As Organizações Globo anunciaram ontem a venda do Diário de S.Paulo, sua tentativa frustrada de entrar no mercado paulista. Não foi divulgado o valor da transação, mas há motivos bem concretos para se especular que o preço ficou muito abaixo do que Orestes Quércia recebeu em 2001. Segundo a Folha de S.Paulo, naquele ano o negócio foi fechado em RS 200 milhões, com a Globo assumindo dívidas diversas em torno de R$ 100 milhões. “Foi o melhor negócio da minha vida”, disse o ex-governador, que pouco depois, em campanha, usou a boa venda como desculpa para justificar um aumento de 562% em seu patrimônio. Afinal, o jornal foi comprado por ele por U$ 5 milhões, que pessoalmente detinha apenas R$ 330 mil em cotas patrimoniais.

O jornal comprado tinha 116 anos de existência, uma tiragem diária de 120 mil exemplares e liderança em alguns importantes segmentos de classificados. Uma das primeiras medidas dos novos donos foi a mudança do nome, seguindo pesquisas encomendadas e a opinião de publicitários. O título Diário Popular foi limado, Implicaram com o termo “popular”. Disse na época Merval Pereira, diretor da Infoglobo, uma das cabeças do projeto, para justificar a consulta e a mudança:

As pesquisas asseguram que ‘a mudança é segura’ e o novo jornal nasce ‘em sintonia fina’ com os desejos de publicitários e leitores.


Certamente, não foi tão segura. Muitos apontam aí o primeiro erro. E mais disse:

Existe um nicho no mercado paulista entre os leitores de Folha e Estadão, e os dos jornais ‘populares’. Por isso, pensamos atingir basicamente a classe B-2 e uma circulação diária de 300 mil exemplares.


Não existia tal nicho, o jornal teria que ganhar leitores dos grandes jornalões e para isso sempre patinou nas decisões editoriais. O resultado é patético. Sua tiragem hoje está em torno de 55 mil exemplares.

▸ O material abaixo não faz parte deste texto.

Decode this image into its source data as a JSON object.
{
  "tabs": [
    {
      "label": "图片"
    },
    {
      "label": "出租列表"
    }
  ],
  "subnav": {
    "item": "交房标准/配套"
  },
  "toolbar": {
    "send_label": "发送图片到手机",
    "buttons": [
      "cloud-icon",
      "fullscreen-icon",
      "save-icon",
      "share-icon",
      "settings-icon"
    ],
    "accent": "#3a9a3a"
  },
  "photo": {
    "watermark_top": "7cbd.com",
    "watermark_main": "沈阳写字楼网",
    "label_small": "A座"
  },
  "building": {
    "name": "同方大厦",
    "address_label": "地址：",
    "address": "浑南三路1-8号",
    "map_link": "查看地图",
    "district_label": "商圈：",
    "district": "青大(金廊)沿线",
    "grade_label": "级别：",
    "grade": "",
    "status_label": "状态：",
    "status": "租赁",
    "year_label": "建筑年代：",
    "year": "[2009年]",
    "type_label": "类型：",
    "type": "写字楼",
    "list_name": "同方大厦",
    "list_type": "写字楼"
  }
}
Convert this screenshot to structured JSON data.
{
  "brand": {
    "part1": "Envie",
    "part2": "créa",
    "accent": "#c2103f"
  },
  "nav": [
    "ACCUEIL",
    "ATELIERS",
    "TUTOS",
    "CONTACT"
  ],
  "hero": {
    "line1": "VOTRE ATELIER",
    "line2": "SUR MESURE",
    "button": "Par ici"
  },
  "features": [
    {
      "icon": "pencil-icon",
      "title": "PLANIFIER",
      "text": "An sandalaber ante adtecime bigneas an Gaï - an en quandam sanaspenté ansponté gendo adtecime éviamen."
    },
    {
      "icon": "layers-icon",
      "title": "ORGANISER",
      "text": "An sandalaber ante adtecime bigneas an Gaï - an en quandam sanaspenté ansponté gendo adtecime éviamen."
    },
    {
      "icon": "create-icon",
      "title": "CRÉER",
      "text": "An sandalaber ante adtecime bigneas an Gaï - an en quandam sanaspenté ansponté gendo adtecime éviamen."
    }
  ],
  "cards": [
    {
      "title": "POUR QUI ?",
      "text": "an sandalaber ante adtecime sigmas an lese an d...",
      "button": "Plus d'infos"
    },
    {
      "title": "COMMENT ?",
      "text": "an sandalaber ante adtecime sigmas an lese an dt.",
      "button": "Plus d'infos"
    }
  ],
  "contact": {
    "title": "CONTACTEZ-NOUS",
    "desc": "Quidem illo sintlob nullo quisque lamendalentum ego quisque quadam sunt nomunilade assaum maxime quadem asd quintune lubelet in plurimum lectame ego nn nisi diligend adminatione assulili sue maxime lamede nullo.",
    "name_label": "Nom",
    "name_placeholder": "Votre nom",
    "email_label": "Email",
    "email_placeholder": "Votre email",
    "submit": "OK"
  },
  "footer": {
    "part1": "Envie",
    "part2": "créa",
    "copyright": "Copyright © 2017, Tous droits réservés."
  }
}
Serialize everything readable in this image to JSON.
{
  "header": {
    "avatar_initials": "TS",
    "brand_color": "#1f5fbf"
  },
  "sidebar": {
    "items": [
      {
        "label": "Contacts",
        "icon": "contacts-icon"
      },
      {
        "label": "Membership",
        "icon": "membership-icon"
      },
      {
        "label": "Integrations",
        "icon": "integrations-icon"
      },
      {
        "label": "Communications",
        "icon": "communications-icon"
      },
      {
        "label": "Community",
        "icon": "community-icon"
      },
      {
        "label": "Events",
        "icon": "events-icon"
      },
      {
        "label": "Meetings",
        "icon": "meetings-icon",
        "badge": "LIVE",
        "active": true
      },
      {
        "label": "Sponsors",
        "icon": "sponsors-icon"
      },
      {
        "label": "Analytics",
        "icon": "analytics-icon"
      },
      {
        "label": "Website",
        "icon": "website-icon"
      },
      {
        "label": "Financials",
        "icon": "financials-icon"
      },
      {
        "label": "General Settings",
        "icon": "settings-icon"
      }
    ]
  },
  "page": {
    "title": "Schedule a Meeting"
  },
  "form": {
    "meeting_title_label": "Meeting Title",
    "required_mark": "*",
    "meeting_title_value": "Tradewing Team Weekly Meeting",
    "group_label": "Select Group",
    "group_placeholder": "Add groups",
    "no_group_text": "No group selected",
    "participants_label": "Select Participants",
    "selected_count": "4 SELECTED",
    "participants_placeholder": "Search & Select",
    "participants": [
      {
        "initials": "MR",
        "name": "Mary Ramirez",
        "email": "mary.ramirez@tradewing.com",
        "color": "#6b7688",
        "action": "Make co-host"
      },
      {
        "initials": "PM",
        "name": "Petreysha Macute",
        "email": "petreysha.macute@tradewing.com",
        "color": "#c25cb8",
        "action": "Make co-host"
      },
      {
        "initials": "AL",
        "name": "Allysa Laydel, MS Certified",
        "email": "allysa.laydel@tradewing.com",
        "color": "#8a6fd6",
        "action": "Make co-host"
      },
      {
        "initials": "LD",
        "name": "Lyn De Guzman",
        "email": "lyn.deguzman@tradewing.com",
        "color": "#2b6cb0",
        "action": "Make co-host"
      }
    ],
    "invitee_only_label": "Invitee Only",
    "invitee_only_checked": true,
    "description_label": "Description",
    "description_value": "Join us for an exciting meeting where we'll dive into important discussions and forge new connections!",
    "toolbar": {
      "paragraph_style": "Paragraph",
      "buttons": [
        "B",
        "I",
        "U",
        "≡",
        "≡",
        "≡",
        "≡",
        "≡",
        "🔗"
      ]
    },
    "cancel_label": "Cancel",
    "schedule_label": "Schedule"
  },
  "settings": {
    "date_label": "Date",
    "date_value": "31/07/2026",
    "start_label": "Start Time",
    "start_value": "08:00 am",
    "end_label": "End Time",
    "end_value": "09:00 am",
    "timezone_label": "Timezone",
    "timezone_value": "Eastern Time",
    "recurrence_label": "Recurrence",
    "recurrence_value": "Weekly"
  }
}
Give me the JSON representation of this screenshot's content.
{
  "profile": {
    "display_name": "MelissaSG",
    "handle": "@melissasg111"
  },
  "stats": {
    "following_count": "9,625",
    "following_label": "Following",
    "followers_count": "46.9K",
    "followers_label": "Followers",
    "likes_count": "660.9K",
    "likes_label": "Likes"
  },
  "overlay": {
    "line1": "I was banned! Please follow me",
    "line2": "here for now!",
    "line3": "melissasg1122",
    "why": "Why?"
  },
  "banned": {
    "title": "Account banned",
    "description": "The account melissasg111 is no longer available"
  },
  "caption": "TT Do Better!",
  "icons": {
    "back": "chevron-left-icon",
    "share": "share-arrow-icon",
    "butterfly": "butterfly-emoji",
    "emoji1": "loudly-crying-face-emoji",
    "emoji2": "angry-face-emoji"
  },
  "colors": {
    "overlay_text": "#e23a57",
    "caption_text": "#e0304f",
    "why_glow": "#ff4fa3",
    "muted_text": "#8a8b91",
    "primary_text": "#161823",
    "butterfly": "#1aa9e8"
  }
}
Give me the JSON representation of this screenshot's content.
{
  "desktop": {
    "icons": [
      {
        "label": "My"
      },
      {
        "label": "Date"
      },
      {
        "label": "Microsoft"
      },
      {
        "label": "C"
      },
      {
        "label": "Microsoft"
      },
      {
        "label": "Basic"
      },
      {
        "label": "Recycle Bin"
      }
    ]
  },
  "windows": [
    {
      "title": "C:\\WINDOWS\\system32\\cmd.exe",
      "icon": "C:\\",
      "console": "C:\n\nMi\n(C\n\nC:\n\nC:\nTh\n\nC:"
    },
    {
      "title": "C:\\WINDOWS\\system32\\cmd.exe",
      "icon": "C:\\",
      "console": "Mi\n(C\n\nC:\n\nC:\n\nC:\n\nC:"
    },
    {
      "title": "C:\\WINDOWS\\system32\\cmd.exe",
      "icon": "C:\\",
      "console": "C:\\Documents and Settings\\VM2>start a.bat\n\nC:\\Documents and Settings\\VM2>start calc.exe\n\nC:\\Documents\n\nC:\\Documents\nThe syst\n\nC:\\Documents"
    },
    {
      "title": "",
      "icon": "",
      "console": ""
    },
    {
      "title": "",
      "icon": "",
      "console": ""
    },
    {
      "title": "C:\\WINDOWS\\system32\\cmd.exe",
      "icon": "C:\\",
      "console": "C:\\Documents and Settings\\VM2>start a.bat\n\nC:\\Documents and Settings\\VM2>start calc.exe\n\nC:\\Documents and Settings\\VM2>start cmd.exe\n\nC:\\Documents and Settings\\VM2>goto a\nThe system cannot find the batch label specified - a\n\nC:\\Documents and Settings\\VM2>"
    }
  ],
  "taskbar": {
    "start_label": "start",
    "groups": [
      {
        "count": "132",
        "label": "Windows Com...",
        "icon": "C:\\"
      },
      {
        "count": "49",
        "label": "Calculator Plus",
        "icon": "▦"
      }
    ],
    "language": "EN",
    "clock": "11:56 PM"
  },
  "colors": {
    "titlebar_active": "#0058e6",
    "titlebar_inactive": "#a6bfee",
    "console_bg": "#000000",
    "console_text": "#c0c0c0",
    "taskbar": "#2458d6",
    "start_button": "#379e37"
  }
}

Ontem, Merval Pereira foi homenageado com uma medalha na Universidade de Columbia. Justificaram a escolha por Merval ter atuado em meio às adversidades da ditadura militar (alguém lembra quando e como?) e ajudado a impedir a criação de um Conselho Nacional de Jornalismo. Entendo. Esse negócio de um Conselho, com transparência nos negócios e na prática da imprensa, com o povo olhando para dentro da fábrica de salsichas, é um atentado à “democracia”. Vai pegar mal para futuras premiações de tão antiga e tradicional láurea, que já agraciou jornalistas com os mais notórios compromissos democráticos e sociais, como Roberto Civita, Roberto Marinho, Carlos Lacerda, Otávio Frias Filho, Gilberto Dimenstein, Miriam Leitão, entre outros.